Over the past six years, the university spent $2.4 million dollars on outside legal counsel, said Ben Hunter, chief of staff.
Hunter currently manages Butler’s outside legal contracts at Butler, and he recently completed a study to see if having an in-house attorney would reduce the cost.
He compared Butler’s legal costs with various peer institutions such as Gonzaga and Xavier. He compiled research using their costs, along with articles from The Chronicle of Higher Education and the National Association of College and University Attorneys.

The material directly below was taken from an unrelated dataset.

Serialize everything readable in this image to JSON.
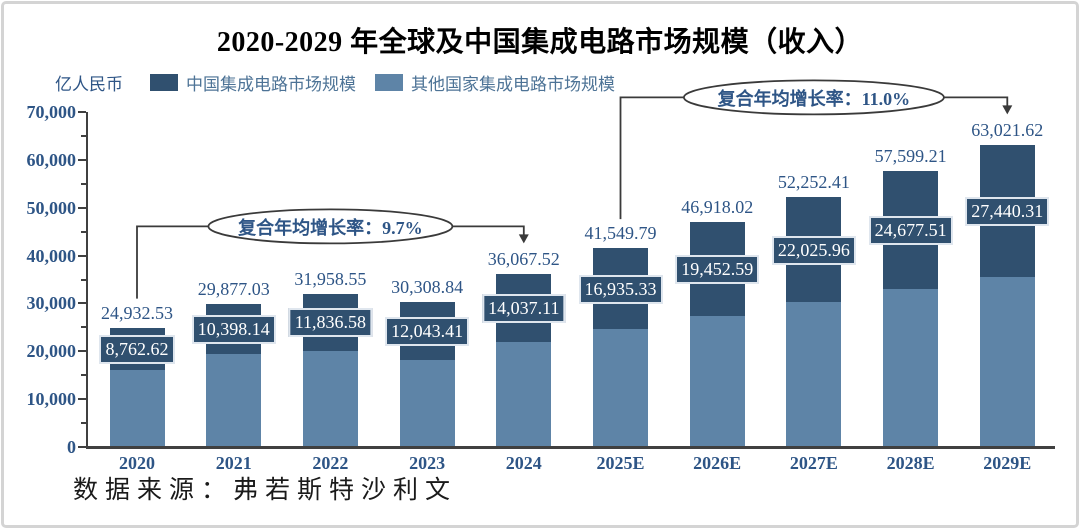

If a university pays more than $300,000 in legal fees per year, it is more cost-effective to hire in-house counsel, according to research article from NACUA. On average, outside counsel can cost from $250 to $400 per hour, said La Veda Howell, executive director of human resources.
“We’re now at the mark where we can use it,” Hunter said.
In-house counsel was the first major hire for Purdue President Mitch Daniels, Hunter said.
The Butler job was posted last week, and résumés have already been sent to the committee
“We’re not a maverick here,” said Bruce Arick, vice president of finance and administration and a member of the search committee. “Higher education has become much more complex.”
The legal counsel would report to the president and executives, and his or her primary role would be to advise internally on issues of compliance with federal and state laws, Arick said.
Situations at Virginia Tech and Penn State heighten the laws over universities and add more oversight.
Universities are subject to an increasing level of compliance with different federal laws, including HIPAA, FERPA, Title IX and the Clery Act, which require frameworks and specifics of how incidents are reported on a federal level, Arick said.
“A lot of it is not intuitive,” Arick said.
The research was very thorough in determining what type of person would fit the job description, Howell said.
The search committee is made up of Arick, Howell and Hunter, along with Jim White, an Indiana University Law professor and Butler trustee; Margaret Brabant, political science department chair and Provost Kate Morris.
He or she will make sure policies and procedures are delivered consistently across campus.
The committee is searching for someone who is flexible and creative, who can manage processes and relationships with different departments, Howell said. Whoever is hired will work with athletics, colleges, human resources, Clowes Memorial Hall Staff and the institution as a whole.
“This is one individual that is solely responsible for all the legalities that go on in the university,” she said.
A lot of the counsel’s work will involve employment contracts. For example, a lot may change in terms of health insurance for employees under the Patient Protection and Affordable Health Care Act, Howell said. The counsel will also be in charge of ensuring the university is in compliance.
Hunter predicts the counsel will be on staff in the next 30 to 60 days.
“They’ll be quite busy,” he said, “learning the Butler Way and everything.”